I will also for most of my vegetables that like to be fertilized, as I am planting them, add a handful of fertilizer a little bit deeper and slightly off to the side of the plant, so that as the roots get established, they will reach this supply and have a boost in a critical time of their growth.
You might also want to consider your soil's pH. A pH of 7 is neutral and over 7 is alkaline and under 7 is acidic. There are many plants that prefer acidic soil such as blueberries. So when planting a garden for the first time, check to see what your soil balance is and plant accordingly. The soil in my area is alkaline and so I choose not to grow blueberries, as it is too much work to supplement them with enough acidic matter to produce a good crop. You can get your soil tested by a local agricultural university for around $15. Or you can ask an expert gardener at a local garden center what is the normal for the area.
Visit our website for vegetable guides and a garden planner that will help you grow a successful garden.

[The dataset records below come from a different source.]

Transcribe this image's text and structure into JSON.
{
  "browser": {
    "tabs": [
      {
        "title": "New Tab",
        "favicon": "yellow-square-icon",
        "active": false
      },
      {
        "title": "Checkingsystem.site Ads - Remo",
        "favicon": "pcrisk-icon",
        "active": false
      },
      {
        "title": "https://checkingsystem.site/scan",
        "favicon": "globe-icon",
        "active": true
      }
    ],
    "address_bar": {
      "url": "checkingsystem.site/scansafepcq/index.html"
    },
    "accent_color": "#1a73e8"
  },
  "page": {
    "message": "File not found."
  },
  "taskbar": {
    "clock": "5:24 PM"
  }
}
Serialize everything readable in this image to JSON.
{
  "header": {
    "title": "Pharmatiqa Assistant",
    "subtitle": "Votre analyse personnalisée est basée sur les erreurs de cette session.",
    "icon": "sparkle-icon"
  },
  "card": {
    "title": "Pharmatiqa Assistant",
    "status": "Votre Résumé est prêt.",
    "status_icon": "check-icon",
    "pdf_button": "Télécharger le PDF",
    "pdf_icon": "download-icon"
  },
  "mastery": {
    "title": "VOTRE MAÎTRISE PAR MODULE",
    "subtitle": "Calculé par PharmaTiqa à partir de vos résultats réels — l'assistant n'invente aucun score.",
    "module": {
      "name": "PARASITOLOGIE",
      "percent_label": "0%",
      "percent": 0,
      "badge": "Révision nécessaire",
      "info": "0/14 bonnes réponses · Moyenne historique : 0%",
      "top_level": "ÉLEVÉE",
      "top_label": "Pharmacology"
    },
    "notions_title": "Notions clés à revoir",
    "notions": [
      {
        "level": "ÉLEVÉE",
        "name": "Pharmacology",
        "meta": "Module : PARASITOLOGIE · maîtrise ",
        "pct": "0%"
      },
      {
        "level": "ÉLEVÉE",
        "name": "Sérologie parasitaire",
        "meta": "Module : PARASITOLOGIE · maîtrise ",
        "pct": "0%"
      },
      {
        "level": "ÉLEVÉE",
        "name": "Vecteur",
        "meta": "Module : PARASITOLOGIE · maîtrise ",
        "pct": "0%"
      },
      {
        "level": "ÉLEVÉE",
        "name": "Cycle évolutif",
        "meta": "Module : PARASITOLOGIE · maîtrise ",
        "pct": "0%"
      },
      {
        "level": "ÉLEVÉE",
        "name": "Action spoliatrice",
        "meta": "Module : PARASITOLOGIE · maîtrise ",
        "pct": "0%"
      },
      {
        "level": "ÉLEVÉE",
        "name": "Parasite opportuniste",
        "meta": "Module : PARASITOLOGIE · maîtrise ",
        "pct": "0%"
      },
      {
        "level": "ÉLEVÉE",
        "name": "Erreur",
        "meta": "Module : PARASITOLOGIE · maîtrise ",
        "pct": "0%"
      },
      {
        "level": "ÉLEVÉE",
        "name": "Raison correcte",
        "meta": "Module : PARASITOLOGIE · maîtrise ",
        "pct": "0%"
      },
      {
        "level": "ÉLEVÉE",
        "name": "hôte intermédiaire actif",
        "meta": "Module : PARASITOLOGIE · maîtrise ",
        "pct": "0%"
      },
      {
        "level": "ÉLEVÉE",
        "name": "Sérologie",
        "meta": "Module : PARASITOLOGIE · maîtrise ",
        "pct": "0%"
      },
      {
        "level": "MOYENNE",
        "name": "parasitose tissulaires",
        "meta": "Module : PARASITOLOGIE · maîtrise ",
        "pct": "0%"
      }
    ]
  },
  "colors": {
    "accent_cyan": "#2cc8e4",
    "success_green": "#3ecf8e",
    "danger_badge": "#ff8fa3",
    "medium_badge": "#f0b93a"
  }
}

Now let's pull out those gloves and get to work!
Happy Gardening!

2 comments:

Sir Shawn said...

Hi! What's your opinion on what does your average reader look like?

Julie Brown said...

Shawn,

Our aim is those new to gardening, wanting to get started gardeing, or those just wanting some ideas. I want to help the movement in getting people to grow thier own food. I know that my reader base is very versitile in age, and location. In my opinion anyone can learn to grow a veggie garden.